The important thing is not whether everyone agrees on the exact terminology, but whether we are living the lives that bring us the most meaning and fulfillment -- and, it is hoped, contributes something positive to the world.

Too many of us settle for someone else's idea of the good life and wonder what went wrong. Like Laurel, I hate to invoke the tired army slogan, but. . .I do think it's a basic human desire to be all we can be.
Laurel Delaney - 9/30/2004 10:19:04 AM
I want to weigh in on Anita's thought-provoking quote by advertising queen Mary Wells Lawrence, particularly since I am very familiar with her work.

I do quite a bit of writing on or about businesswomen and just happened to save a copy of the review in the Wall Street Journal (5/17/02) on Mary's book, 'A Big Life.' In looking it over again, I still love her BIG vision on life. Let me quote one particular passage:

'From the beginning, Ms. Wells Lawrence saw herself and her agency in theatrical terms. 'I wanted a heroic agency,' she writes. 'I dared everybody to be bold, to be thrilling, and I dared our clients to be bold and thrilling.'

She was a creative genius and for many of you who might not know her jingle-writing, let me jog your memories: She was behind the 'Flick your Bic,' 'Try it, you'll like it,' and 'I've got a fever for the flavor of a Pringle.' She really lived her own zaniness and craziness.

Is this just a female thing? Absolutely not. I hate to revitalize the army's tired slogan but I think it is representative of what many of us strive for in life: 'Be all you can be.'

I also want to share with you a quote from a book I am reading right now, 'Millionaire Women Next Door,' by Dr. Thomas Stanley. For every mention of women, just substitute men because it applies to both men and women alike.

'Most Americans are not free. They are chained to their paychecks.| The women [men] profiled herein will not tolerate such an existence. They are a different breed. They are free. They are cultivators of wealth and satisfied with life. They are in control of their destiny.'

All the best,

Frank Paynter - 9/30/2004 9:06:30 AM
Good 'thought' to contemplate, and having given it the thought it deserves I find it remarkably trivial and simplistic. 'Live large.' That's bullshit advice for the 21st century. 'Live simply' is, I think, better advice. Marcia's comment above goes to the heart of the matter. Finding fullness in each day is another way to address what I think Marcia is saying. The passionate nonsense that the ad-woman lays out can be real and true as far as it goes, but it has a 'sound and fury' ring to it... a me generation focus. There are six billion of us. Many of us will never live large, but each of us can make a happy life for ourselves, our families, our friends, our communities, simply by adding our loving expression to the mix.
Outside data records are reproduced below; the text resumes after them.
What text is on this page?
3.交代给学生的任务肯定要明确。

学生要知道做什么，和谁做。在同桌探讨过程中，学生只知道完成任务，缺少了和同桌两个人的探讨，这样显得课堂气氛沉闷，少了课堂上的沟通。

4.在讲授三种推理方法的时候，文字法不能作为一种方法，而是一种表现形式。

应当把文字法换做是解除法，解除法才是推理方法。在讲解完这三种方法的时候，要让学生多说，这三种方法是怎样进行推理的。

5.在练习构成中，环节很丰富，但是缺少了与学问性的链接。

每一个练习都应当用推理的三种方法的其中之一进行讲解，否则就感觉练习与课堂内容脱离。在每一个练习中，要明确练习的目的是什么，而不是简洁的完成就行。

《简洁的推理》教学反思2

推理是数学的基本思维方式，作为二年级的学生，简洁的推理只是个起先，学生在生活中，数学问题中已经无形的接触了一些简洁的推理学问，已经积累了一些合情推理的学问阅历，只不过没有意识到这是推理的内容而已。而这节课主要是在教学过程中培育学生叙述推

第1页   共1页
As for Troy Worman's 'bottomline...' he needs to wear looser slacks or switch to boxers. VPL is outre, regardless of gender.
Troy Worman - 9/29/2004 9:37:21 PM
Bottomline: Don't settle. Whatever your passion, whether it be parenting or advertising, pursue it. Live it. Be it. Do it. And don't look back!
Marcia - 9/29/2004 5:40:18 PM
I would define bigger, not in terms of traditional or modern roles for women, but in doing something more than coasting through life. Let me follow that thought quickly with the clarification that women who choose either traditional or modern roles can each coast through life, each in different ways.

I think it's a matter of getting off the couch, learning to dream big, and developing the tenacity to see something through, despite obstacles -- whatever one's dream.
Jeremy - 9/29/2004 2:45:14 PM
What's a big life? What's a small life? Those are just variations on definitions of success. I suspect she means conquering the advertising world, but is that 'bigger' than being a great parent and being involved in your commmunity?